I have a trick to faking social comfort. About fifteen years ago, a therapist diagnosed me with “social phobia” (and somehow failed to see the irony in suggesting I attend a support group for this). I read a bit about social phobia, and I really related to the feeling that I was always sitting just outside of myself, watching. (I’m resting the urge to tie this to “gender dysphoria.”) I discovered that the best cure was to make friends with this watcher, let him provide his running commentary. I just wouldn’t respond to it.
While I don’t have any desire to be famous, I do find myself looking for outside sources to measure my merit. I check the number of fans on my Facebook page, Twitter followers, and views on my book trailer way more often than I should. I check to determine if my work is “successful.” I check because it’s something to do, and because trying to find out whether other people are interested in me and my work is a distraction to sitting with my own self, my own feelings of pride and judgment.
As much as I practice cultivating the sense from within that I am worthy, special, enough, the confirmations and pats on the back from others are easy, instant gratification, and could, if I let them, barrel me over as an illusion of being loved. So, I’ve started to really ask myself, what is rewarding, what is it that I want from my fifteen minutes, not of fame but of more attention than I, who thinks that six people at my birthday dinner constitutes a big crowd, am used to.

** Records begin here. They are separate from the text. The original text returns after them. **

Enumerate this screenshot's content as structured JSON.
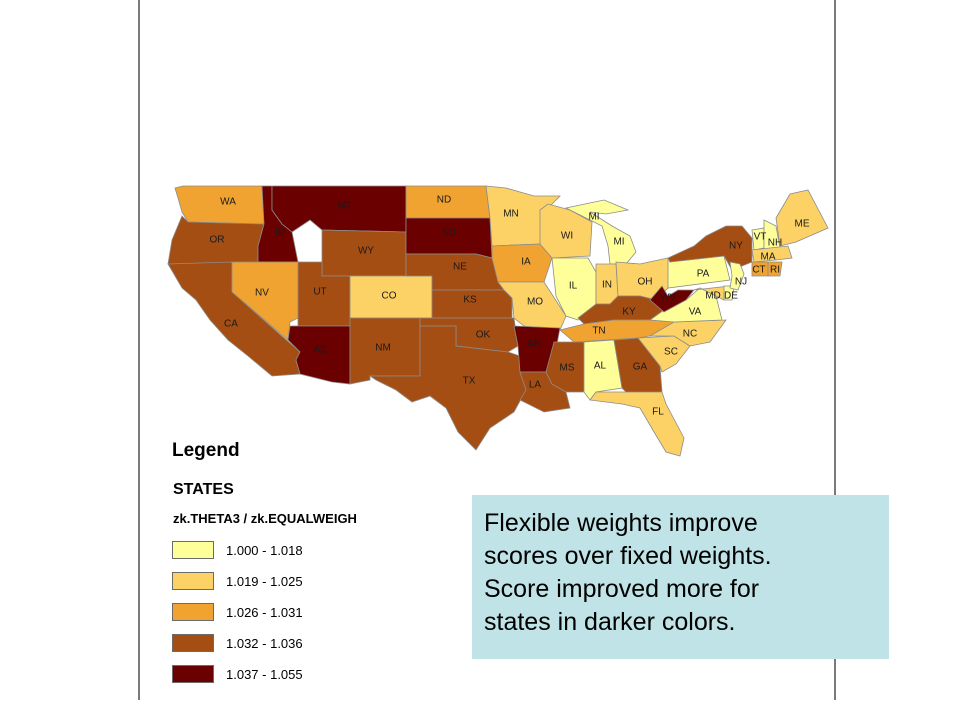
{
  "colors": {
    "c1": "#ffff99",
    "c2": "#fcd266",
    "c3": "#f0a330",
    "c4": "#a54e14",
    "c5": "#6b0000"
  },
  "legend": {
    "title": "Legend",
    "layer": "STATES",
    "field": "zk.THETA3 / zk.EQUALWEIGH",
    "classes": [
      {
        "label": "1.000 - 1.018",
        "color": "#ffff99"
      },
      {
        "label": "1.019 - 1.025",
        "color": "#fcd266"
      },
      {
        "label": "1.026 - 1.031",
        "color": "#f0a330"
      },
      {
        "label": "1.032 - 1.036",
        "color": "#a54e14"
      },
      {
        "label": "1.037 - 1.055",
        "color": "#6b0000"
      }
    ]
  },
  "states": [
    {
      "abbr": "WA",
      "class": 3
    },
    {
      "abbr": "OR",
      "class": 4
    },
    {
      "abbr": "CA",
      "class": 4
    },
    {
      "abbr": "ID",
      "class": 5
    },
    {
      "abbr": "NV",
      "class": 3
    },
    {
      "abbr": "MT",
      "class": 5
    },
    {
      "abbr": "WY",
      "class": 4
    },
    {
      "abbr": "UT",
      "class": 4
    },
    {
      "abbr": "AZ",
      "class": 5
    },
    {
      "abbr": "CO",
      "class": 2
    },
    {
      "abbr": "NM",
      "class": 4
    },
    {
      "abbr": "ND",
      "class": 3
    },
    {
      "abbr": "SD",
      "class": 5
    },
    {
      "abbr": "NE",
      "class": 4
    },
    {
      "abbr": "KS",
      "class": 4
    },
    {
      "abbr": "OK",
      "class": 4
    },
    {
      "abbr": "TX",
      "class": 4
    },
    {
      "abbr": "MN",
      "class": 2
    },
    {
      "abbr": "IA",
      "class": 3
    },
    {
      "abbr": "MO",
      "class": 2
    },
    {
      "abbr": "AR",
      "class": 5
    },
    {
      "abbr": "LA",
      "class": 4
    },
    {
      "abbr": "WI",
      "class": 2
    },
    {
      "abbr": "MI",
      "class": 1
    },
    {
      "abbr": "IL",
      "class": 1
    },
    {
      "abbr": "IN",
      "class": 2
    },
    {
      "abbr": "OH",
      "class": 2
    },
    {
      "abbr": "KY",
      "class": 4
    },
    {
      "abbr": "TN",
      "class": 3
    },
    {
      "abbr": "MS",
      "class": 4
    },
    {
      "abbr": "AL",
      "class": 1
    },
    {
      "abbr": "GA",
      "class": 4
    },
    {
      "abbr": "FL",
      "class": 2
    },
    {
      "abbr": "SC",
      "class": 2
    },
    {
      "abbr": "NC",
      "class": 2
    },
    {
      "abbr": "VA",
      "class": 1
    },
    {
      "abbr": "WV",
      "class": 5
    },
    {
      "abbr": "PA",
      "class": 1
    },
    {
      "abbr": "NY",
      "class": 4
    },
    {
      "abbr": "VT",
      "class": 1
    },
    {
      "abbr": "NH",
      "class": 1
    },
    {
      "abbr": "ME",
      "class": 2
    },
    {
      "abbr": "MA",
      "class": 2
    },
    {
      "abbr": "CT",
      "class": 3
    },
    {
      "abbr": "RI",
      "class": 3
    },
    {
      "abbr": "NJ",
      "class": 1
    },
    {
      "abbr": "DE",
      "class": 1
    },
    {
      "abbr": "MD",
      "class": 2
    }
  ],
  "callout": {
    "lines": [
      "Flexible weights improve",
      "scores over fixed weights.",
      "Score improved more for",
      "states in darker colors."
    ]
  }
}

The answer, I think, goes back to the beginning, to being a writer, the part of my personality that has never been in the Diagnostic and Statistical Manual of Mental Disorders (DSM) but is perhaps my most deep-seated disease. The reason I spend so much time at my computer alone is really to feel less alone. My words are what I cast out from my loneliest place in the hope that I may connect with others.
Earlier this week, my friend came across this video on YouTube of a trans guy talking about the things he was looking forward to after top surgery. My friend had assumed I’d seen the video (I hadn’t) since it was made in 2010 and referenced a blog post I wrote in 2008. Actually, it did more than reference. This person actually goes through my pre-top surgery list, “25 Dreams About to Come True,” using it as a guide to share his own feelings.
Watching this video, I was amazed. I wrote that post long before I had any inkling that I’d ever have a published book. I’d simply started a blog, shared an experience, hit post, and my writing had, apparently, resonated with someone. Because confessional style videos are so intimate, like visual diaries, I was now watching this person on his computer reading my work. I could actually see him engaging with my words. For five minutes he interacted with my list, responding to numbers 24, 23, 21, 17, 16, 8, 4, 3, 1 as he shared his own hopes and dreams. We were having a real moment together, him hanging out with my words and capturing it on video.
And I thought to myself, this is it. This is everything.